The high court’s justices declined to consider the appeal of Hoda Muthana, who travelled to Syria in 2014 after becoming radicalised online, married three jihadis and had a son there.
While she was overseas, the Obama administration ruled that she was not a US citizen as she had been born in New Jersey to a diplomat from Yemen, and cancelled her passport.
Her family in Alabama has sued to allow her to return to the US, but a federal judge ruled in 2019 that the US government had been right in ruling her a non-citizen, despite her birth in the country, as children of diplomats are not entitled to birthright citizenship.
Her family again appealed, claiming that her father’s diplomatic status had ended before her birth, making her a citizen.
In 2015, she took to Twitter to celebrate burning her US passport online and called for Memorial Day terror attacks.
“Go on drive-bys and spill all of their blood, or rent a big truck and drive all over them.

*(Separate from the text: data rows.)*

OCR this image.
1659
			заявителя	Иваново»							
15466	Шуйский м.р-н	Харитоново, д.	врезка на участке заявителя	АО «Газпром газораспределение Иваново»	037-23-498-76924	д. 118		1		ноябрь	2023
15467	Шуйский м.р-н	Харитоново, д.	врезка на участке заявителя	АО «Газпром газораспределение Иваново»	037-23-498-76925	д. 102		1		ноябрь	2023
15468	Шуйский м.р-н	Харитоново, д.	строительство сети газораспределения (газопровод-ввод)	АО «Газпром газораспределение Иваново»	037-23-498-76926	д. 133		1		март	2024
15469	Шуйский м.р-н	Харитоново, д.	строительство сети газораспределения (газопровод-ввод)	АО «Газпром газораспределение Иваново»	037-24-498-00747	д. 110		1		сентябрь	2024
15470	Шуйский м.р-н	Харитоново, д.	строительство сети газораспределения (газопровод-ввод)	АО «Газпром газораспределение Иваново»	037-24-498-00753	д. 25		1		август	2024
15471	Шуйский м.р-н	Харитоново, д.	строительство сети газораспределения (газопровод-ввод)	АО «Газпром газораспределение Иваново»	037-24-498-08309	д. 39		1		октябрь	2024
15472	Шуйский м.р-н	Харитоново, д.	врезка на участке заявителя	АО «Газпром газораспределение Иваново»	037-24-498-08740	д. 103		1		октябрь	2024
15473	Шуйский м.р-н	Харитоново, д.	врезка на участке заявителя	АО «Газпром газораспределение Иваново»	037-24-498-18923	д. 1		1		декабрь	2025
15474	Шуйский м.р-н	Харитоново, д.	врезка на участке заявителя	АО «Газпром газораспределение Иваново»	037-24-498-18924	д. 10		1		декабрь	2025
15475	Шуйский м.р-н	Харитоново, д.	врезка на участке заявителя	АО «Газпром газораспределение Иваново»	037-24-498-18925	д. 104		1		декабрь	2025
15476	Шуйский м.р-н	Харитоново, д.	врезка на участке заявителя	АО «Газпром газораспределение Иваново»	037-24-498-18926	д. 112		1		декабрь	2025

Veterans, Patriot, Memorial etc Day parades..go on drive by’s + spill all of their blood or rent a big truck n drive all over them. Kill them,” she tweeted.

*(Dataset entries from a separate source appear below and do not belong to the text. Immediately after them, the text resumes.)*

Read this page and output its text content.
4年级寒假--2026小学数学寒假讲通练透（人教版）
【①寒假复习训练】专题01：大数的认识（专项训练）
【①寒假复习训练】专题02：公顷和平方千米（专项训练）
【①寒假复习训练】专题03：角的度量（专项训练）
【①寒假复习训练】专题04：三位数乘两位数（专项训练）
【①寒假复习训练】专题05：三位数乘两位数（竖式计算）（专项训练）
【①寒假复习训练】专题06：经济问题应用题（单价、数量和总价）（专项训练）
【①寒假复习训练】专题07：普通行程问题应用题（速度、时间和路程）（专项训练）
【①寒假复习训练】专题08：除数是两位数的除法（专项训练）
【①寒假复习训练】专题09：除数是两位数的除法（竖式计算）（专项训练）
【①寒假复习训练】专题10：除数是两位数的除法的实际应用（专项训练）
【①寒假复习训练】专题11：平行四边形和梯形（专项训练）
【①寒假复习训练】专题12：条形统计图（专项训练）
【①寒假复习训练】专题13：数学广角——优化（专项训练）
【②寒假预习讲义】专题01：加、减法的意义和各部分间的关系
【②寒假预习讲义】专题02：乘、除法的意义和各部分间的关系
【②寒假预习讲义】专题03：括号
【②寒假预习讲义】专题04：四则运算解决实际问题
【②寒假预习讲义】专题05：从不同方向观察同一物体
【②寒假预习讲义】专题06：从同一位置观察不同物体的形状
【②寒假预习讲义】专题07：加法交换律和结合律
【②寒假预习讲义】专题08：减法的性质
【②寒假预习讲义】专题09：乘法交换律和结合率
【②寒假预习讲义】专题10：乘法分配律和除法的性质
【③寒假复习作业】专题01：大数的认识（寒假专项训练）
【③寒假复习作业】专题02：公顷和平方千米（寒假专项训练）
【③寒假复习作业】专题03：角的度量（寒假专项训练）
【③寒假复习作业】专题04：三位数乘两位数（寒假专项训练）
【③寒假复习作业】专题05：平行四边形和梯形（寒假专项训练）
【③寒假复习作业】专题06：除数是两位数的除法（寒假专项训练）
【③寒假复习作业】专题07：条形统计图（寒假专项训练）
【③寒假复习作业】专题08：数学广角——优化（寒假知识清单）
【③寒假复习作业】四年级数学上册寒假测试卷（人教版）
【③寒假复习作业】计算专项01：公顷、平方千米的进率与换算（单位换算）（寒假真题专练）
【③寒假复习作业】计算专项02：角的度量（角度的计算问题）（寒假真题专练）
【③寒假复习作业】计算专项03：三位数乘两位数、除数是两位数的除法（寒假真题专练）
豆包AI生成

She surrendered to US-backed Syrian Democratic Forces as Islamic State were losing control of their self-declared caliphate in Iraq and Syria.
Speaking to The Guardian in 2019, the ex-jihadi claims she “deeply regrets” leaving the US, and that she believed she was doing what was right according to Islam.
“I thought I was doing things correctly for the sake of God,” she told The Guardian in 2019.
“I was really young and ignorant and I was 19 when I decided to leave.”